The most common way to get this is from trauma injuries, severe exertion and severe dehydration, according to Medline Plus.
CrossFit is most commonly associated with rhadbo, because of the extreme intensity of the exercise that people’s bodies might not be used to. Jumping into that level of exertion can be a shock to your system.
TWU is a very rare case of high-level athletes all developing this condition en masse. Most athletes’ bodies are in great shape and already well-conditioned for the exercises they’re expected to do.

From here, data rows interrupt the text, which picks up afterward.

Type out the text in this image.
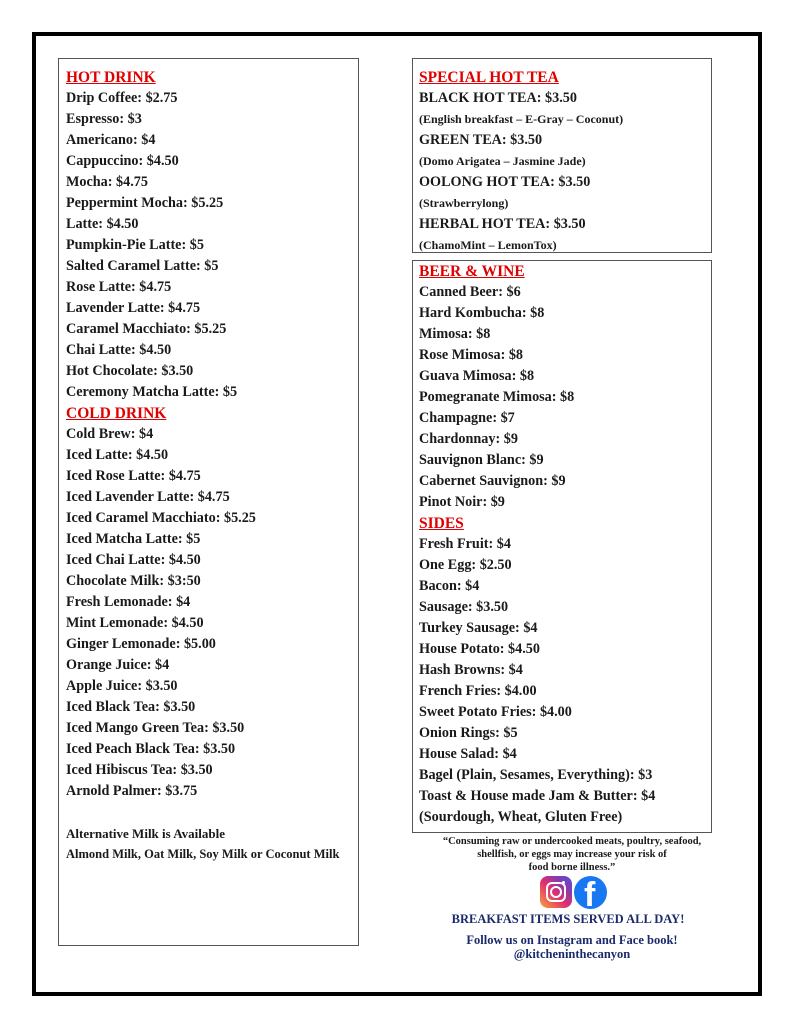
HOT DRINK
Drip Coffee: $2.75
Espresso: $3
Americano: $4
Cappuccino: $4.50
Mocha: $4.75
Peppermint Mocha: $5.25
Latte: $4.50
Pumpkin-Pie Latte: $5
Salted Caramel Latte: $5
Rose Latte: $4.75
Lavender Latte: $4.75
Caramel Macchiato: $5.25
Chai Latte: $4.50
Hot Chocolate: $3.50
Ceremony Matcha Latte: $5
COLD DRINK
Cold Brew: $4
Iced Latte: $4.50
Iced Rose Latte: $4.75
Iced Lavender Latte: $4.75
Iced Caramel Macchiato: $5.25
Iced Matcha Latte: $5
Iced Chai Latte: $4.50
Chocolate Milk: $3:50
Fresh Lemonade: $4
Mint Lemonade: $4.50
Ginger Lemonade: $5.00
Orange Juice: $4
Apple Juice: $3.50
Iced Black Tea: $3.50
Iced Mango Green Tea: $3.50
Iced Peach Black Tea: $3.50
Iced Hibiscus Tea: $3.50
Arnold Palmer: $3.75
Alternative Milk is Available
Almond Milk, Oat Milk, Soy Milk or Coconut Milk
SPECIAL HOT TEA
BLACK HOT TEA: $3.50
(English breakfast – E-Gray – Coconut)
GREEN TEA: $3.50
(Domo Arigatea – Jasmine Jade)
OOLONG HOT TEA: $3.50
(Strawberrylong)
HERBAL HOT TEA: $3.50
(ChamoMint – LemonTox)
BEER & WINE
Canned Beer: $6
Hard Kombucha: $8
Mimosa: $8
Rose Mimosa: $8
Guava Mimosa: $8
Pomegranate Mimosa: $8
Champagne: $7
Chardonnay: $9
Sauvignon Blanc: $9
Cabernet Sauvignon: $9
Pinot Noir: $9
SIDES
Fresh Fruit: $4
One Egg: $2.50
Bacon: $4
Sausage: $3.50
Turkey Sausage: $4
House Potato: $4.50
Hash Browns: $4
French Fries: $4.00
Sweet Potato Fries: $4.00
Onion Rings: $5
House Salad: $4
Bagel (Plain, Sesames, Everything): $3
Toast & House made Jam & Butter: $4
(Sourdough, Wheat, Gluten Free)
“Consuming raw or undercooked meats, poultry, seafood,
shellfish, or eggs may increase your risk of
food borne illness.”
f
BREAKFAST ITEMS SERVED ALL DAY!
Follow us on Instagram and Face book!
@kitcheninthecanyon
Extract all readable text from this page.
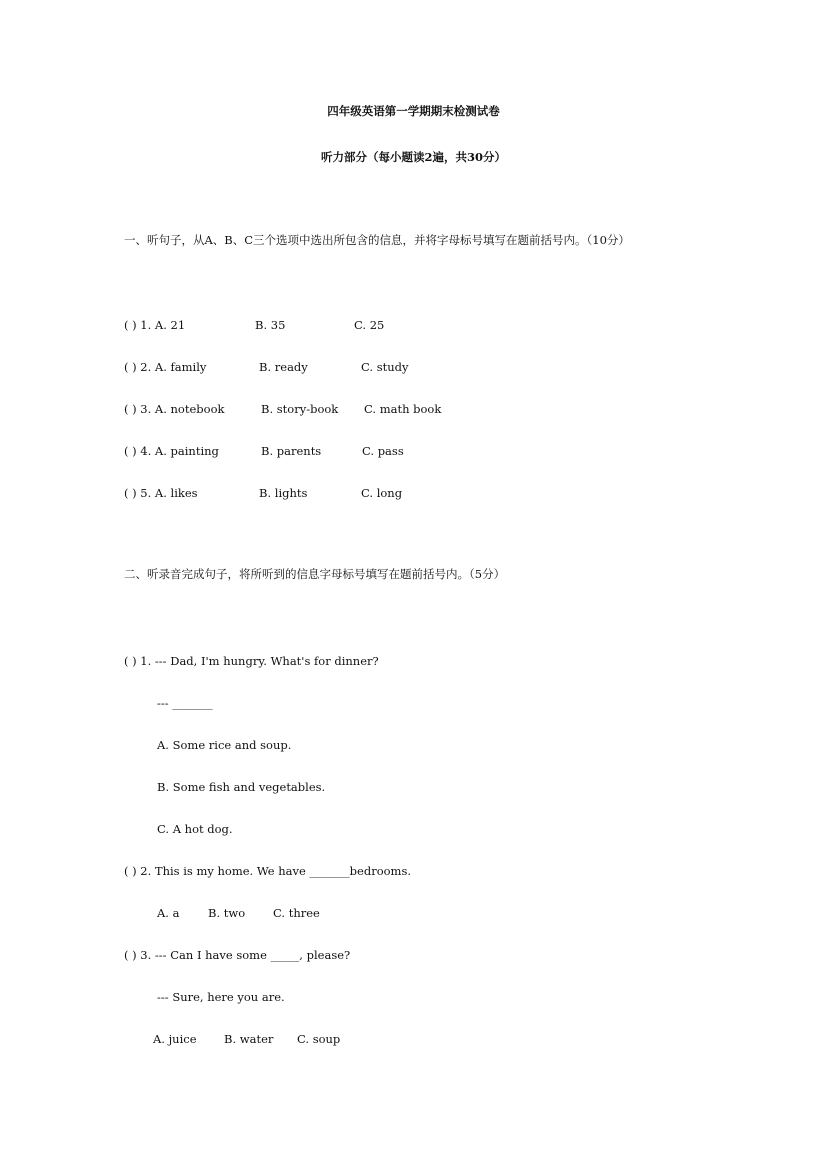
四年级英语第一学期期末检测试卷
听力部分（每小题读2遍，共30分）
一、听句子，从A、B、C三个选项中选出所包含的信息，并将字母标号填写在题前括号内。（10分）
( ) 1. A. 21	B. 35	C. 25
( ) 2. A. family	B. ready	C. study
( ) 3. A. notebook	B. story-book C. math book
( ) 4. A. painting	B. parents	C. pass
( ) 5. A. likes	B. lights	C. long
二、听录音完成句子，将所听到的信息字母标号填写在题前括号内。（5分）
( ) 1. --- Dad, I'm hungry. What's for dinner?
--- _______
A. Some rice and soup.
B. Some fish and vegetables.
C. A hot dog.
( ) 2. This is my home. We have _______bedrooms.
A. a B. two C. three
( ) 3. --- Can I have some _____, please?
--- Sure, here you are.
A. juice B. water C. soup
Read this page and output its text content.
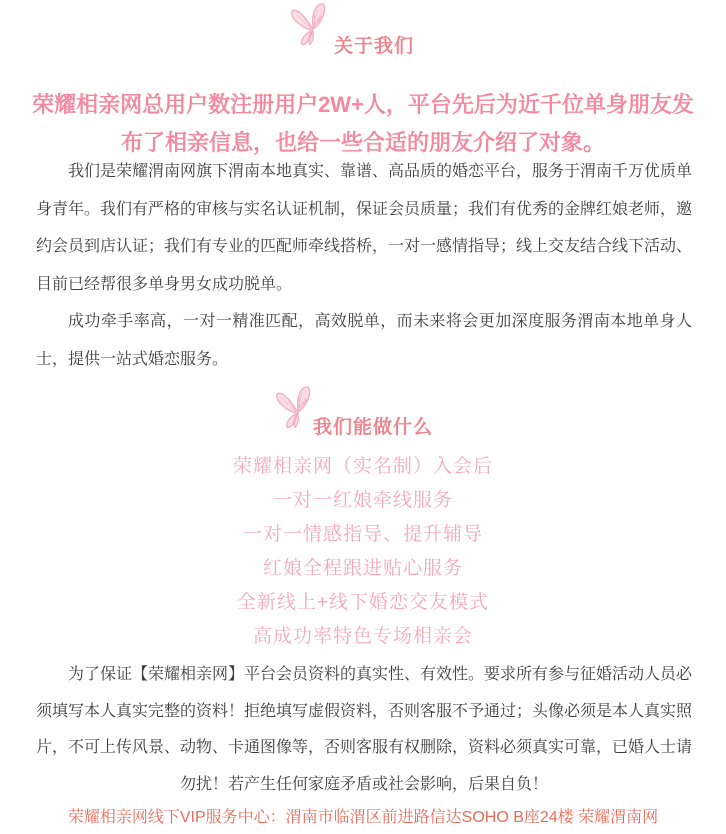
关于我们
荣耀相亲网总用户数注册用户2W+人，平台先后为近千位单身朋友发布了相亲信息，也给一些合适的朋友介绍了对象。
我们是荣耀渭南网旗下渭南本地真实、靠谱、高品质的婚恋平台，服务于渭南千万优质单身青年。我们有严格的审核与实名认证机制，保证会员质量；我们有优秀的金牌红娘老师，邀约会员到店认证；我们有专业的匹配师牵线搭桥，一对一感情指导；线上交友结合线下活动、目前已经帮很多单身男女成功脱单。
成功牵手率高，一对一精准匹配，高效脱单，而未来将会更加深度服务渭南本地单身人士，提供一站式婚恋服务。
我们能做什么
荣耀相亲网（实名制）入会后
一对一红娘牵线服务
一对一情感指导、提升辅导
红娘全程跟进贴心服务
全新线上+线下婚恋交友模式
高成功率特色专场相亲会
为了保证【荣耀相亲网】平台会员资料的真实性、有效性。要求所有参与征婚活动人员必须填写本人真实完整的资料！拒绝填写虚假资料，否则客服不予通过；头像必须是本人真实照片，不可上传风景、动物、卡通图像等，否则客服有权删除，资料必须真实可靠，已婚人士请勿扰！若产生任何家庭矛盾或社会影响，后果自负！
荣耀相亲网线下VIP服务中心：渭南市临渭区前进路信达SOHO B座24楼 荣耀渭南网
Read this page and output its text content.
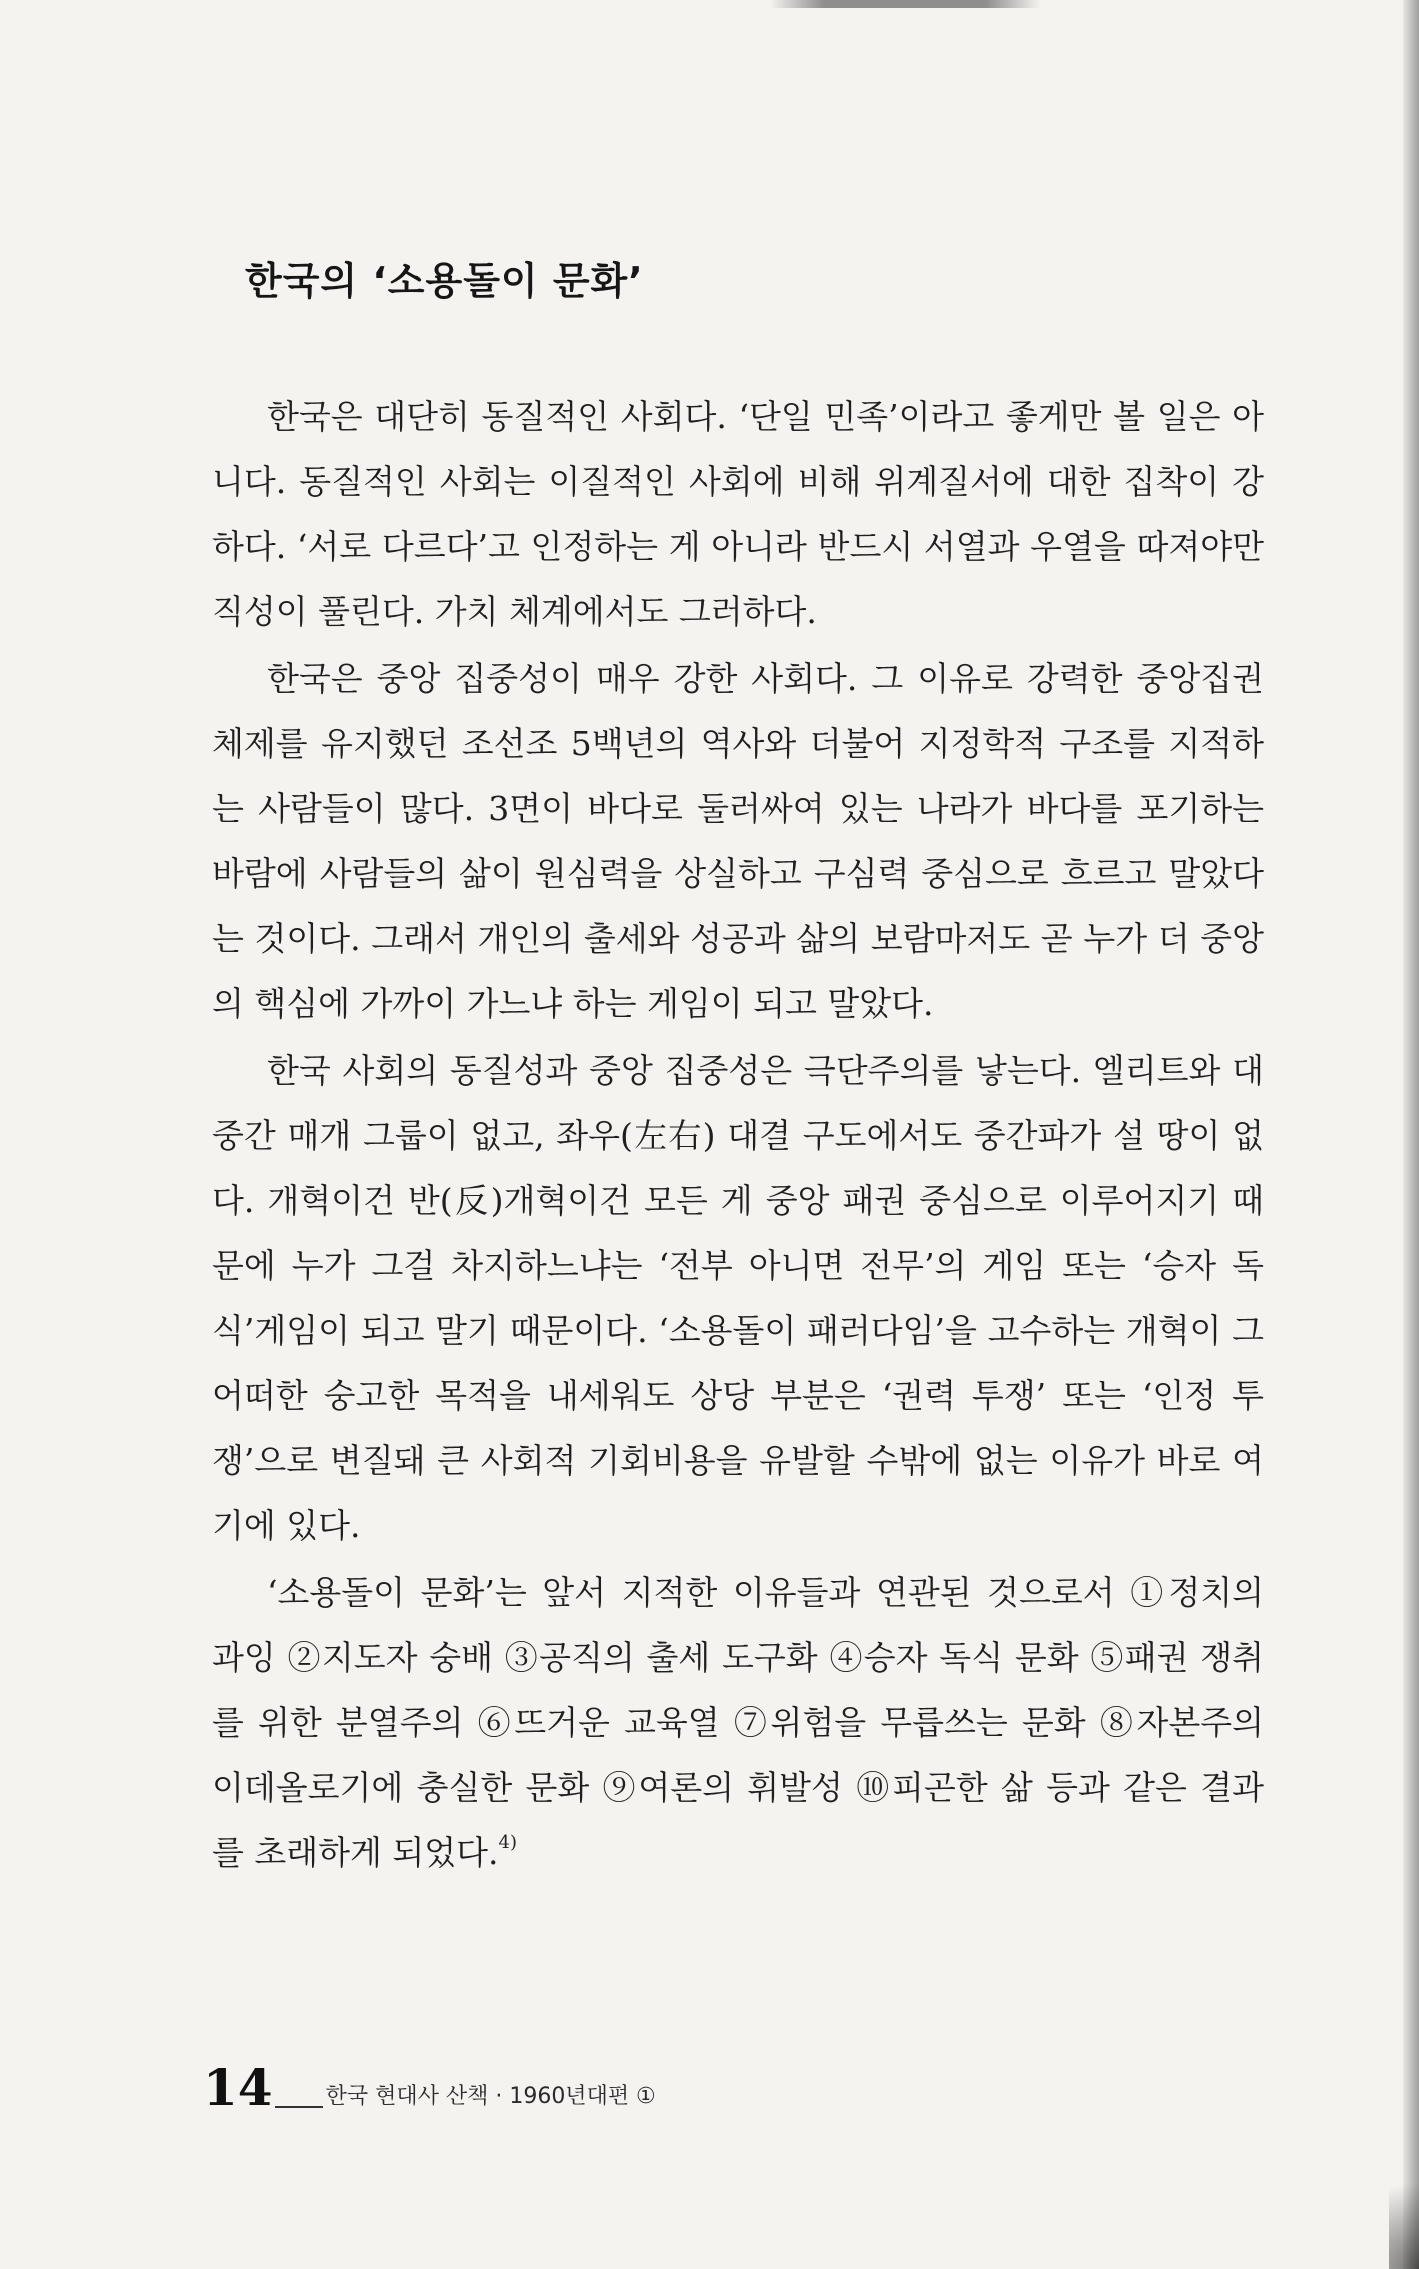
한국의 ‘소용돌이 문화’

한국은 대단히 동질적인 사회다. ‘단일 민족’이라고 좋게만 볼 일은 아니다. 동질적인 사회는 이질적인 사회에 비해 위계질서에 대한 집착이 강하다. ‘서로 다르다’고 인정하는 게 아니라 반드시 서열과 우열을 따져야만 직성이 풀린다. 가치 체계에서도 그러하다.

한국은 중앙 집중성이 매우 강한 사회다. 그 이유로 강력한 중앙집권체제를 유지했던 조선조 5백년의 역사와 더불어 지정학적 구조를 지적하는 사람들이 많다. 3면이 바다로 둘러싸여 있는 나라가 바다를 포기하는 바람에 사람들의 삶이 원심력을 상실하고 구심력 중심으로 흐르고 말았다는 것이다. 그래서 개인의 출세와 성공과 삶의 보람마저도 곧 누가 더 중앙의 핵심에 가까이 가느냐 하는 게임이 되고 말았다.

한국 사회의 동질성과 중앙 집중성은 극단주의를 낳는다. 엘리트와 대중간 매개 그룹이 없고, 좌우(左右) 대결 구도에서도 중간파가 설 땅이 없다. 개혁이건 반(反)개혁이건 모든 게 중앙 패권 중심으로 이루어지기 때문에 누가 그걸 차지하느냐는 ‘전부 아니면 전무’의 게임 또는 ‘승자 독식’게임이 되고 말기 때문이다. ‘소용돌이 패러다임’을 고수하는 개혁이 그 어떠한 숭고한 목적을 내세워도 상당 부분은 ‘권력 투쟁’ 또는 ‘인정 투쟁’으로 변질돼 큰 사회적 기회비용을 유발할 수밖에 없는 이유가 바로 여기에 있다.

‘소용돌이 문화’는 앞서 지적한 이유들과 연관된 것으로서 ①정치의 과잉 ②지도자 숭배 ③공직의 출세 도구화 ④승자 독식 문화 ⑤패권 쟁취를 위한 분열주의 ⑥뜨거운 교육열 ⑦위험을 무릅쓰는 문화 ⑧자본주의 이데올로기에 충실한 문화 ⑨여론의 휘발성 ⑩피곤한 삶 등과 같은 결과를 초래하게 되었다.$^{4)}$

14 한국 현대사 산책 · 1960년대편 ①
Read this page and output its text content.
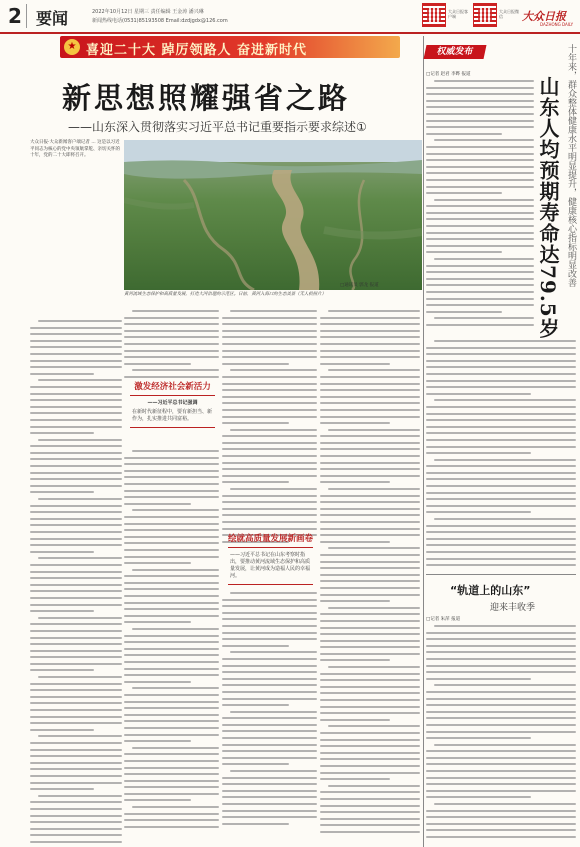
2 要闻	2022年10月12日 星期三 责任编辑 王金涛 潘兴琳
新闻热线电话(0531)85193508 Email:dzdjgdx@126.com
大众日报客户端
大众日报微信	大众日报
DAZHONG DAILY
★ 喜迎二十大 踔厉领路人 奋进新时代
新思想照耀强省之路
——山东深入贯彻落实习近平总书记重要指示要求综述①
大众日报·大众新闻客户端记者 ... 这是以习近平同志为核心的党中央领航掌舵、亲切关怀的十年，党的二十大即将召开。
□通讯员 郭龙 报道
黄河流域生态保护和高质量发展，打造大河治理的示范区。日前，黄河入海口的生态美景（无人机照片）
激发经济社会新活力
——习近平总书记强调
在新时代新征程中，要有新担当、新作为，扎实推进共同富裕。
绘就高质量发展新画卷
——习近平总书记在山东考察时指出，要推动黄河流域生态保护和高质量发展，让黄河成为造福人民的幸福河。
权威发布	十年来，群众整体健康水平明显提升，健康核心指标明显改善
山东人均预期寿命达79.5岁
□记者 赵君 李晔 报道
“轨道上的山东”
迎来丰收季
□记者 朱萍 报道
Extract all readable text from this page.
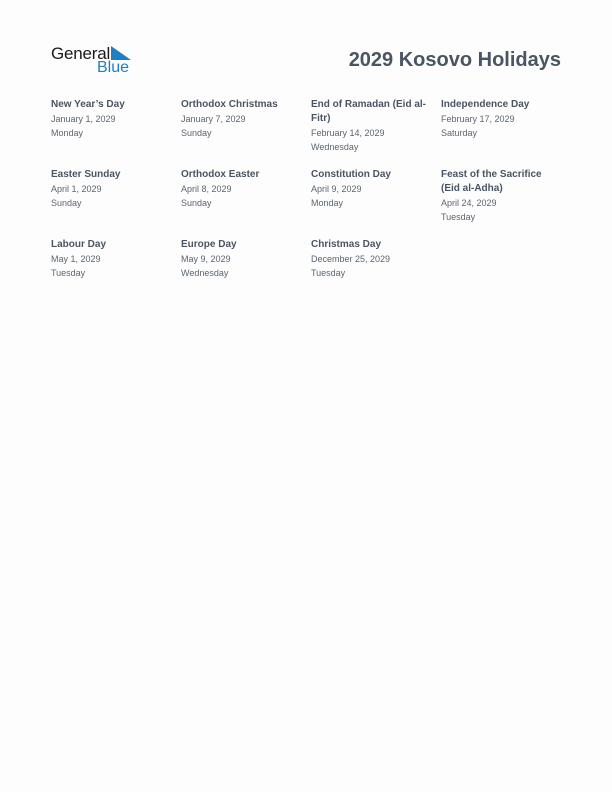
General
Blue	2029 Kosovo Holidays
New Year’s Day
January 1, 2029
Monday
Orthodox Christmas
January 7, 2029
Sunday
End of Ramadan (Eid al-Fitr)
February 14, 2029
Wednesday
Independence Day
February 17, 2029
Saturday
Easter Sunday
April 1, 2029
Sunday
Orthodox Easter
April 8, 2029
Sunday
Constitution Day
April 9, 2029
Monday
Feast of the Sacrifice (Eid al-Adha)
April 24, 2029
Tuesday
Labour Day
May 1, 2029
Tuesday
Europe Day
May 9, 2029
Wednesday
Christmas Day
December 25, 2029
Tuesday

The week the eight players were hospitalized, the team was taking part in a week of fitness testing starting the day the team reported. In a different twist this year, the team was expected to complete a certain number of reps in a time period instead of time period to finish as many as they could, according to the Dallas Morning News.
The fitness testing lasted from Aug. 15-19, and the first player was hospitalized on the 20th. According to the DMN, dehydration and extreme exertion caused the players to seek medical treatment.
Coach Shelly Barbee resigned the last week of August, but claimed that her resignation did not pertain to the girls’ hospitalization, as she had not attended any practices after taking a leave of absence beginning Aug. 12.
The most common volleyball injuries are things like ankle sprains, finger injuries, rotator cuff tendinitis, ACL injuries and tendinitis in the knee. However, proper training and treatment can heal those injuries.
In cases of more serious issues, like rhabdo, they can have lasting effects beyond athletes’ playing days.
Jessica Beener, who has been an assistant with the program since January of 2013 (plus two seasons as a graduate assistant before that) has been named the interim head coach.